What Are Orthokeratology Lenses And Who Is A Candidate?
Ortho what? Unless you are already using ortho-k lenses, there's a good chance you have never heard of them, so let's take a look at what they are first.
Orthokeratology, which is often shortened to "ortho-k", is a non-surgical treatment, delivered in the form of special contact lenses, that temporarily corrects the shape of the cornea, the transparent layer that covers your eyes. These lenses, worn overnight, gradually improve your vision. Ortho-k lenses, also known as corneal refractive treatment and overnight vision correction, can be used to correct:
- Myopia (nearsightedness)
- Hyperopia (farsightedness)
- Astigmatism (which can cause blurry vision at any distance)
Ortho-k lenses are most suitable for people with prescriptions ranging from -6 to +3 and mild astigmatism (a maximum of -1.75 diopters) who are already used to wearing contact lenses.

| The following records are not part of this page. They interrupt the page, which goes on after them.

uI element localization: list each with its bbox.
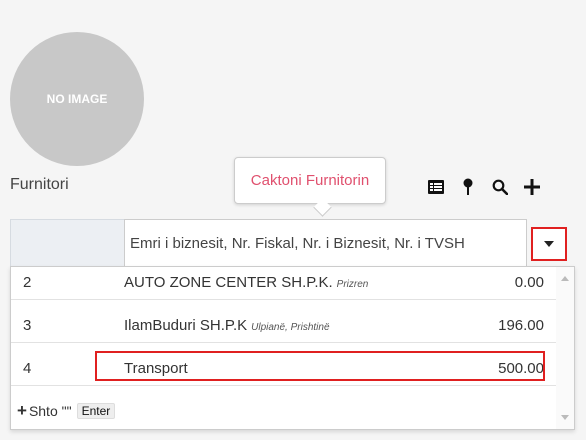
- add-label: Shto "": [28, 403, 72, 419]
- plus-icon: +: [17, 401, 27, 420]
- search-icon[interactable]: [484, 171, 516, 203]
- enter-key-hint: Enter: [76, 403, 116, 419]
- row-location: Ulpianë, Prishtinë: [251, 322, 330, 333]
- add-new-option[interactable]: + Shto "" Enter: [17, 401, 116, 421]
- map-pin-icon[interactable]: [452, 171, 484, 203]
- selected-row-highlight: [95, 351, 545, 381]
- row-value: 196.00: [498, 317, 544, 334]
- list-item[interactable]: 2 AUTO ZONE CENTER SH.P.K. Prizren 0.00: [11, 267, 556, 300]
- list-item[interactable]: 3 IlamBuduri SH.P.K Ulpianë, Prishtinë 19…: [11, 310, 556, 343]
- row-value: 0.00: [514, 274, 544, 291]
- row-number: 2: [23, 274, 32, 291]
- tooltip-text: Caktoni Furnitorin: [250, 172, 370, 189]
- list-card-icon[interactable]: [420, 171, 452, 203]
- caret-down-icon: [544, 241, 554, 247]
- row-number: 3: [23, 317, 32, 334]
- scroll-up-icon[interactable]: [561, 276, 569, 281]
- row-number: 4: [23, 360, 32, 377]
- row-name-text: AUTO ZONE CENTER SH.P.K.: [124, 274, 333, 291]
- tooltip: Caktoni Furnitorin: [234, 157, 386, 204]
- row-name: AUTO ZONE CENTER SH.P.K. Prizren: [124, 274, 368, 291]
- plus-icon[interactable]: [516, 171, 548, 203]
- row-name-text: IlamBuduri SH.P.K: [124, 317, 248, 334]
- search-placeholder: Emri i biznesit, Nr. Fiskal, Nr. i Bizne…: [130, 234, 465, 252]
- dropdown-toggle-button[interactable]: [531, 227, 567, 261]
- scroll-down-icon[interactable]: [561, 415, 569, 420]
- scrollbar[interactable]: [556, 267, 574, 429]
- field-label: Furnitori: [10, 176, 69, 193]
- avatar-text: NO IMAGE: [46, 92, 108, 106]
- toolbar: [420, 171, 575, 203]
- supplier-code-cell: [10, 219, 125, 269]
- row-location: Prizren: [336, 279, 369, 290]
- avatar: NO IMAGE: [10, 32, 144, 166]
- supplier-dropdown-list: 2 AUTO ZONE CENTER SH.P.K. Prizren 0.00 3…: [10, 266, 575, 430]
- supplier-search-input[interactable]: Emri i biznesit, Nr. Fiskal, Nr. i Bizne…: [124, 219, 527, 267]
- row-name: IlamBuduri SH.P.K Ulpianë, Prishtinë: [124, 317, 330, 334]
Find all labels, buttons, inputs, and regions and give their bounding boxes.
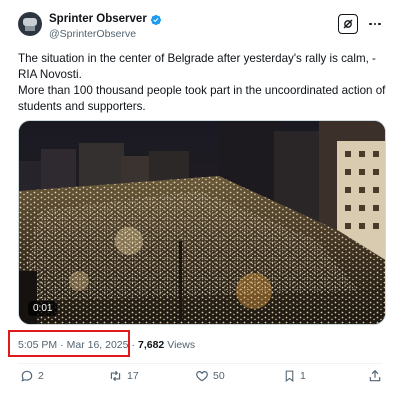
bookmark-count: 1 [300,370,306,382]
share-icon [369,369,381,382]
repost-count: 17 [127,370,139,382]
meta-separator-2: · [131,339,135,351]
like-button[interactable]: 50 [195,369,225,383]
tweet-text-line-2: More than 100 thousand people took part … [18,84,386,113]
tweet-header: Sprinter Observer @SprinterObserve [18,12,382,42]
avatar-figure-head [23,18,37,26]
repost-icon [110,370,121,382]
views-count: 7,682 [137,339,165,351]
like-count: 50 [213,370,225,382]
avatar-figure-body [25,26,35,31]
post-date[interactable]: Mar 16, 2025 [67,339,129,351]
tweet-meta: 5:05 PM · Mar 16, 2025 · 7,682 Views [18,339,195,351]
reply-icon [21,370,33,382]
name-row: Sprinter Observer [49,13,162,26]
display-name[interactable]: Sprinter Observer [49,13,147,25]
views-label: Views [167,339,196,351]
bookmark-button[interactable]: 1 [283,369,306,383]
action-bar: 2 17 50 1 [18,369,382,391]
tweet-text-line-1: The situation in the center of Belgrade … [18,52,376,81]
repost-button[interactable]: 17 [108,369,139,383]
avatar[interactable] [18,12,42,36]
verified-badge-icon [150,13,162,26]
heart-icon [196,371,208,382]
tweet-text: The situation in the center of Belgrade … [18,51,390,115]
video-duration: 0:01 [28,301,58,316]
grok-icon[interactable] [338,14,358,34]
share-button[interactable] [368,369,382,383]
reply-count: 2 [38,370,44,382]
more-options-icon[interactable] [368,17,382,31]
handle[interactable]: @SprinterObserve [49,28,136,40]
reply-button[interactable]: 2 [20,369,44,383]
video-frame [19,121,385,324]
post-time[interactable]: 5:05 PM [18,339,57,351]
divider [18,363,382,364]
bookmark-icon [285,370,294,382]
video-player[interactable]: 0:01 [18,120,386,325]
meta-separator: · [60,339,64,351]
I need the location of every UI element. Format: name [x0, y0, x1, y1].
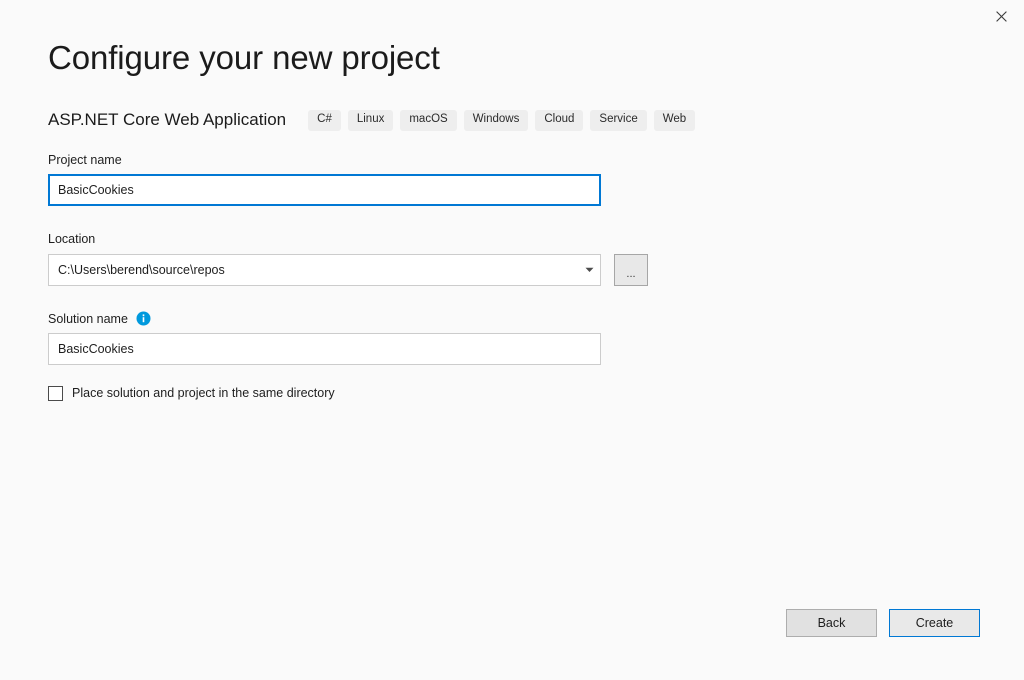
location-row: C:\Users\berend\source\repos ... [48, 253, 648, 286]
location-combobox[interactable]: C:\Users\berend\source\repos [48, 253, 601, 286]
template-summary: ASP.NET Core Web Application C# Linux ma… [48, 110, 702, 131]
tag-chip: Windows [463, 110, 529, 131]
create-button[interactable]: Create [889, 609, 980, 637]
close-icon[interactable] [978, 0, 1024, 32]
location-label: Location [48, 232, 96, 247]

Ortho-k lenses can likewise be used by some people who currently wear bifocal glasses or progressive lenses.
Those people who are unable to wear lenses normally are unlikely to be good candidates for ortho-k lenses, although it should be noted that the fact that they are worn at night means you are less likely to suffer from irritated eyes when wearing ortho-k lenses compared to other types of lenses.
Overnight vision correction lenses can, likewise, be suitable for the correction of myopia in children. Not only do ortho-k lenses slow the progression of myopia, the fact that these lenses are worn at night might prevent injuries in active and athletic children.
How Are Ortho-K Lenses Worn?
Once you have been approved for orthokeratology lenses, these lenses will be especially designed for you.
Ortho-k lenses are worn exclusively at night. During the initial treatment phase, which lasts between one and four weeks, patients will go through an intensive period of wearing their overnight vision correction lenses every night, and while their eyes are adjusting, they will still require normal lenses during the day.
Some users have to wear their ortho-k lenses every night to achieve clear vision, while others can maintain their vision correction by wearing their ortho-k lenses every second night or even less frequently, in consultation with their eye care professionals.
Are Ortho-K Lenses Safe?
Wearing lenses only at night sounds wonderful, but are ortho-k lenses safe?
It is important to note that the use all types of contact lenses is associated with an increased risk of eye infections, including frightening acanthamoeba infections that can lead to blindness. Taking lens care seriously is, therefore, crucial for anyone who uses them.
One study demonstrated that the bacterial population seen in ortho-k lens wearers differed from that of soft contact lens users. Currently, over 100 case reports in which overnight vision correction lens wearers developed infectious keratitis are described in the medical literature. As not enough data is available to adequately asses the safety of ortho-k lenses, however, it is clear that further study is still required.